And I’m afraid I can’t ignore it. I have put it off so many times. I even hate myself for not going through with it before, I regret going to the ER when I had the will to end it all.
Even now as a mother, I am full of pain, loneliness, sorrow. I see no light at the end of the tunnel even though I try. I love my son but the pain is too much to live with. From age 4 ’til now my life has been terrible. One bad thing after the next. Where is my break? Where’s my happiness? Apparently, there isn’t any of that for me.
I try to enjoy being a mother but I can’t even afford basic things like a vehicle, decent place to live, etc.
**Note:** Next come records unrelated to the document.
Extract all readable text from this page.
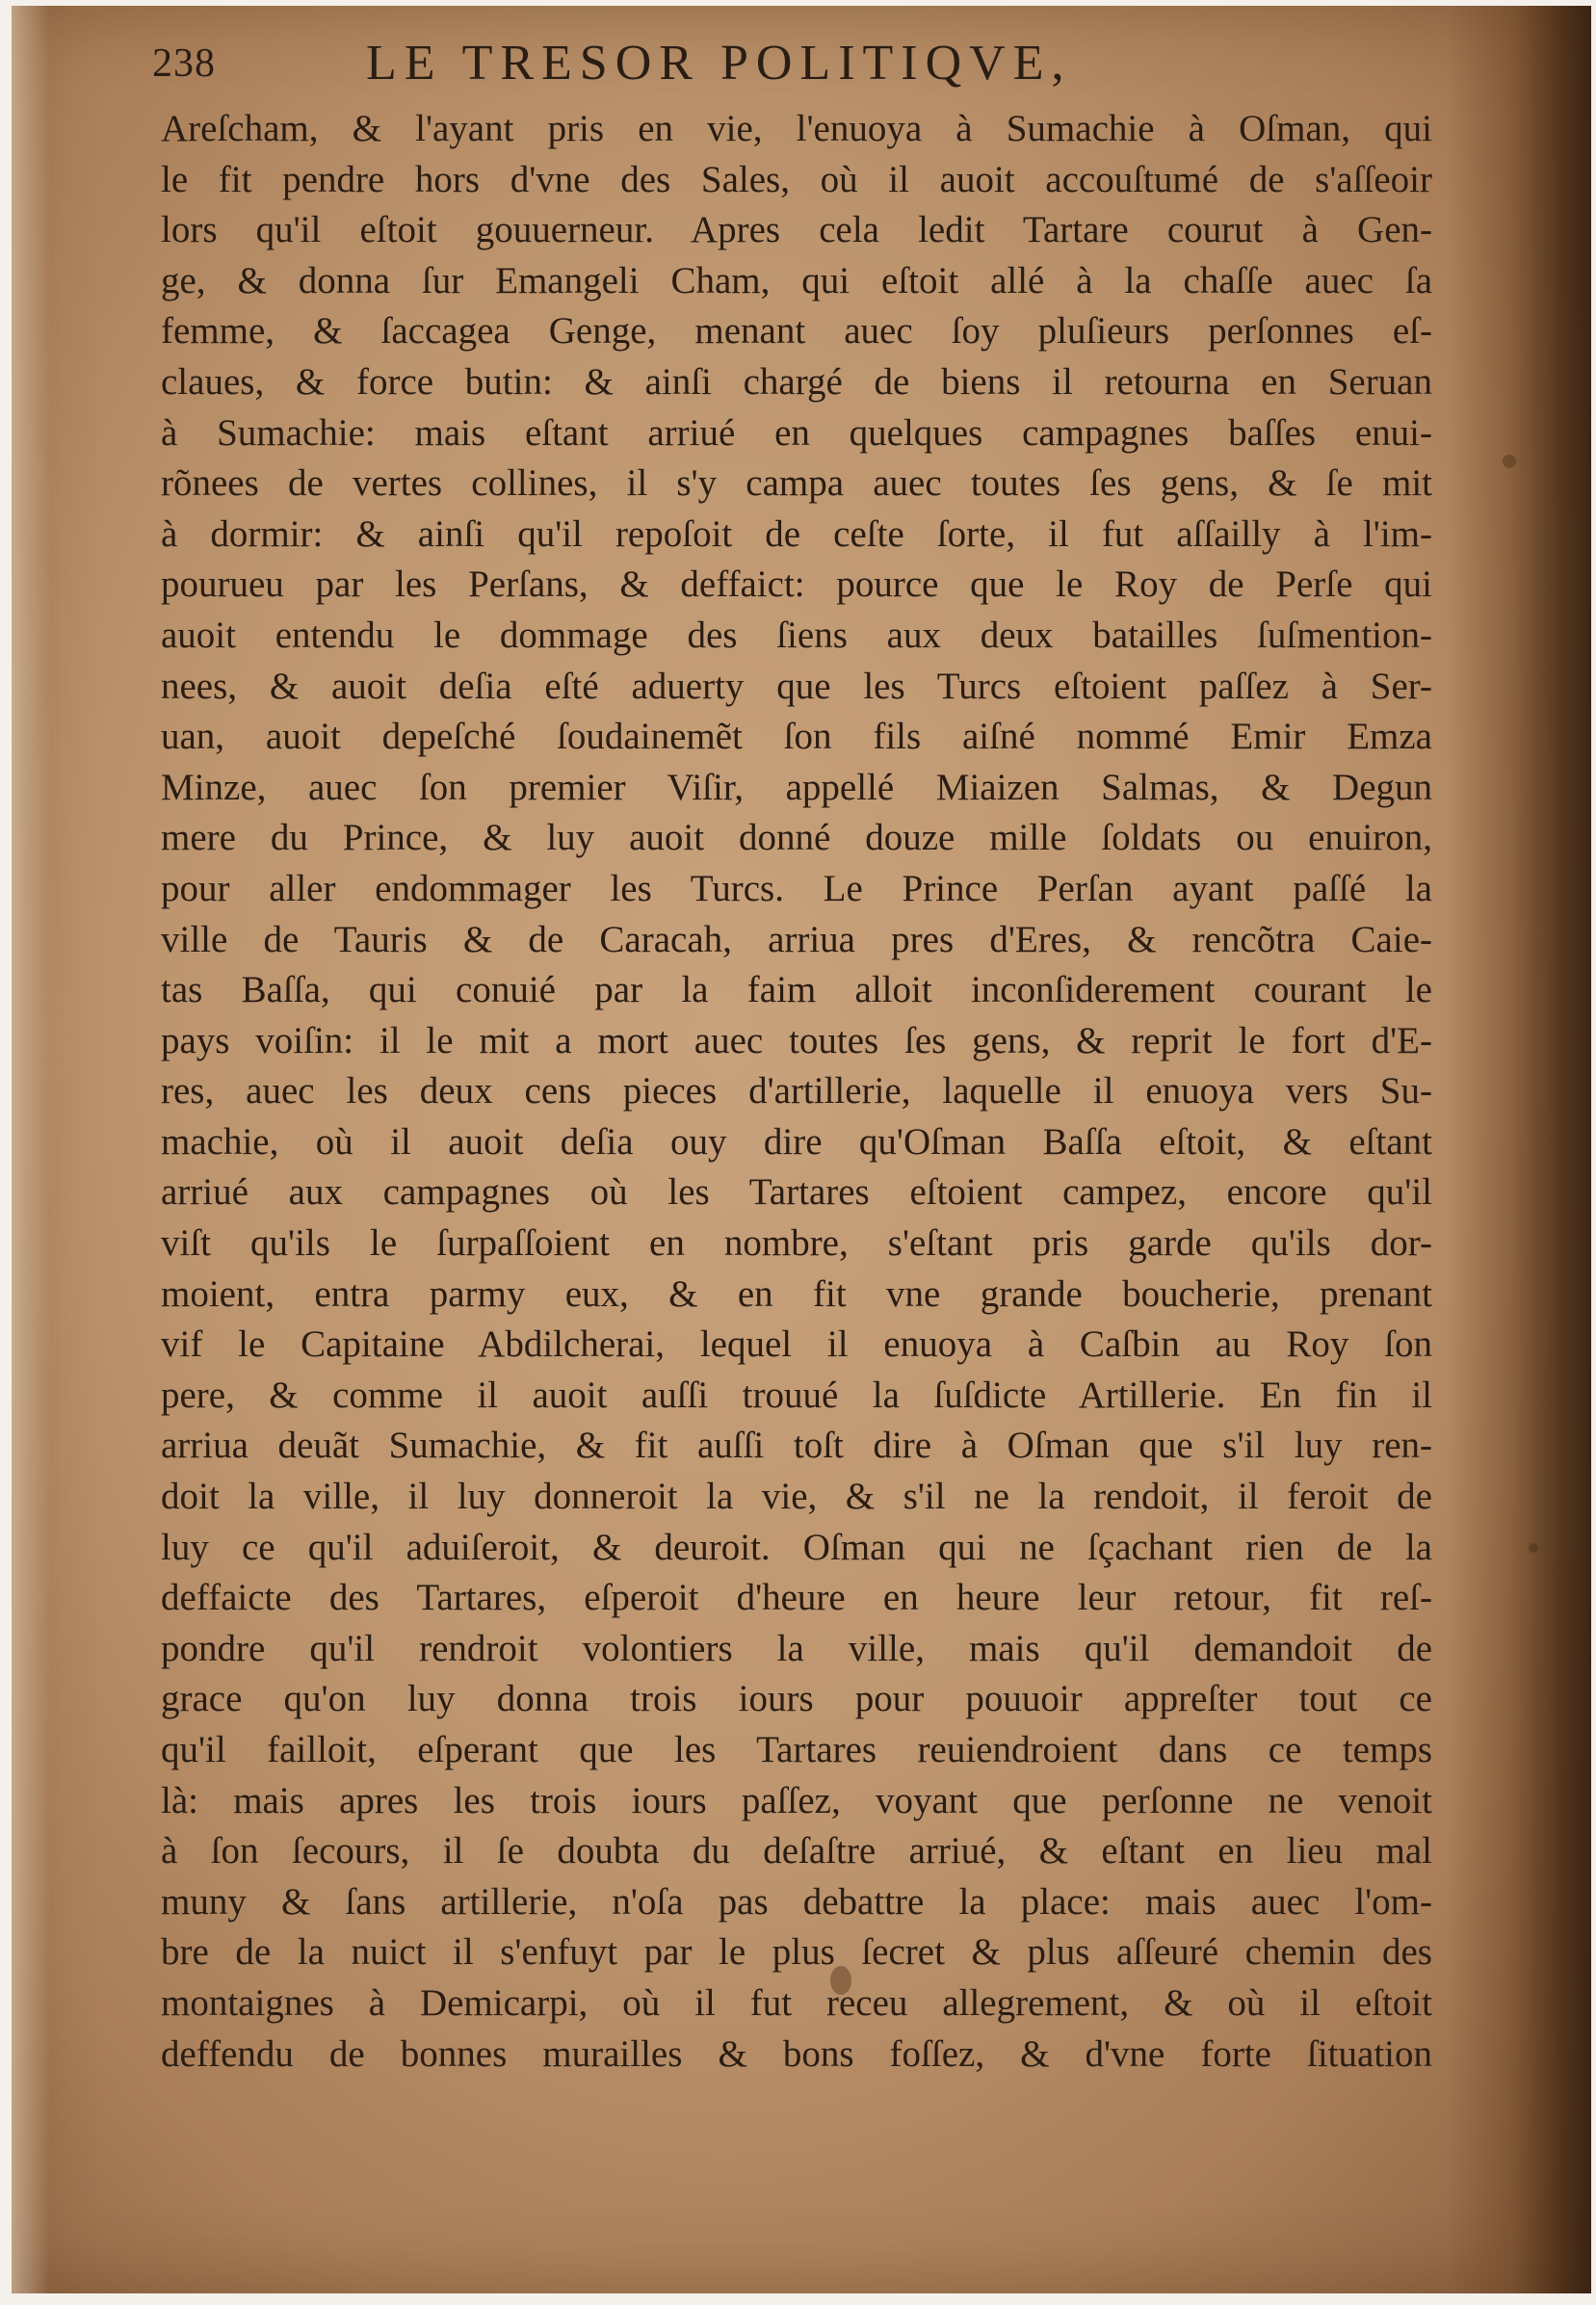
238	LE TRESOR POLITIQVE,
Areſcham, & l'ayant pris en vie, l'enuoya à Sumachie à Oſman, qui
le fit pendre hors d'vne des Sales, où il auoit accouſtumé de s'aſſeoir
lors qu'il eſtoit gouuerneur. Apres cela ledit Tartare courut à Gen-
ge, & donna ſur Emangeli Cham, qui eſtoit allé à la chaſſe auec ſa
femme, & ſaccagea Genge, menant auec ſoy pluſieurs perſonnes eſ-
claues, & force butin: & ainſi chargé de biens il retourna en Seruan
à Sumachie: mais eſtant arriué en quelques campagnes baſſes enui-
rõnees de vertes collines, il s'y campa auec toutes ſes gens, & ſe mit
à dormir: & ainſi qu'il repoſoit de ceſte ſorte, il fut aſſailly à l'im-
pourueu par les Perſans, & deffaict: pource que le Roy de Perſe qui
auoit entendu le dommage des ſiens aux deux batailles ſuſmention-
nees, & auoit deſia eſté aduerty que les Turcs eſtoient paſſez à Ser-
uan, auoit depeſché ſoudainemẽt ſon fils aiſné nommé Emir Emza
Minze, auec ſon premier Viſir, appellé Miaizen Salmas, & Degun
mere du Prince, & luy auoit donné douze mille ſoldats ou enuiron,
pour aller endommager les Turcs. Le Prince Perſan ayant paſſé la
ville de Tauris & de Caracah, arriua pres d'Eres, & rencõtra Caie-
tas Baſſa, qui conuié par la faim alloit inconſiderement courant le
pays voiſin: il le mit a mort auec toutes ſes gens, & reprit le fort d'E-
res, auec les deux cens pieces d'artillerie, laquelle il enuoya vers Su-
machie, où il auoit deſia ouy dire qu'Oſman Baſſa eſtoit, & eſtant
arriué aux campagnes où les Tartares eſtoient campez, encore qu'il
viſt qu'ils le ſurpaſſoient en nombre, s'eſtant pris garde qu'ils dor-
moient, entra parmy eux, & en fit vne grande boucherie, prenant
vif le Capitaine Abdilcherai, lequel il enuoya à Caſbin au Roy ſon
pere, & comme il auoit auſſi trouué la ſuſdicte Artillerie. En fin il
arriua deuãt Sumachie, & fit auſſi toſt dire à Oſman que s'il luy ren-
doit la ville, il luy donneroit la vie, & s'il ne la rendoit, il feroit de
luy ce qu'il aduiſeroit, & deuroit. Oſman qui ne ſçachant rien de la
deffaicte des Tartares, eſperoit d'heure en heure leur retour, fit reſ-
pondre qu'il rendroit volontiers la ville, mais qu'il demandoit de
grace qu'on luy donna trois iours pour pouuoir appreſter tout ce
qu'il failloit, eſperant que les Tartares reuiendroient dans ce temps
là: mais apres les trois iours paſſez, voyant que perſonne ne venoit
à ſon ſecours, il ſe doubta du deſaſtre arriué, & eſtant en lieu mal
muny & ſans artillerie, n'oſa pas debattre la place: mais auec l'om-
bre de la nuict il s'enfuyt par le plus ſecret & plus aſſeuré chemin des
montaignes à Demicarpi, où il fut receu allegrement, & où il eſtoit
deffendu de bonnes murailles & bons foſſez, & d'vne forte ſituation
I reached out to my family, was told they’d help me with whatever I needed to get on my feet and that was a lie. Why bother saying things like that, have me come all the way to a new state and not keep your word?!
I even tried reaching out to strangers and that didn’t work. I guess most people assume something is wrong either me if even my family and friends won’t help at all so why bother.
Well, I have no friends. I have had any in years. I left an abusive relationship to have a better life and it seems like it was a huge mistake to leave. Jim Threatening My Life And treating my son as if he is some gross, unimportant thing doesn’t seem so bad now. At least we had a nice house to live in, plenty of food to eat, a ride to doctors appointments and never came close to running out of diapers.
I feel like my life is a huge joke. I used to think to myself I must be having a nightmare, I’ll wake up soon and it will be over. I’ll be back enjoying my normal happy life. Only I never woke up. It finally set in that life really has been shit and every time I try to make it better there’s no way out of the darkness or someone blocking me.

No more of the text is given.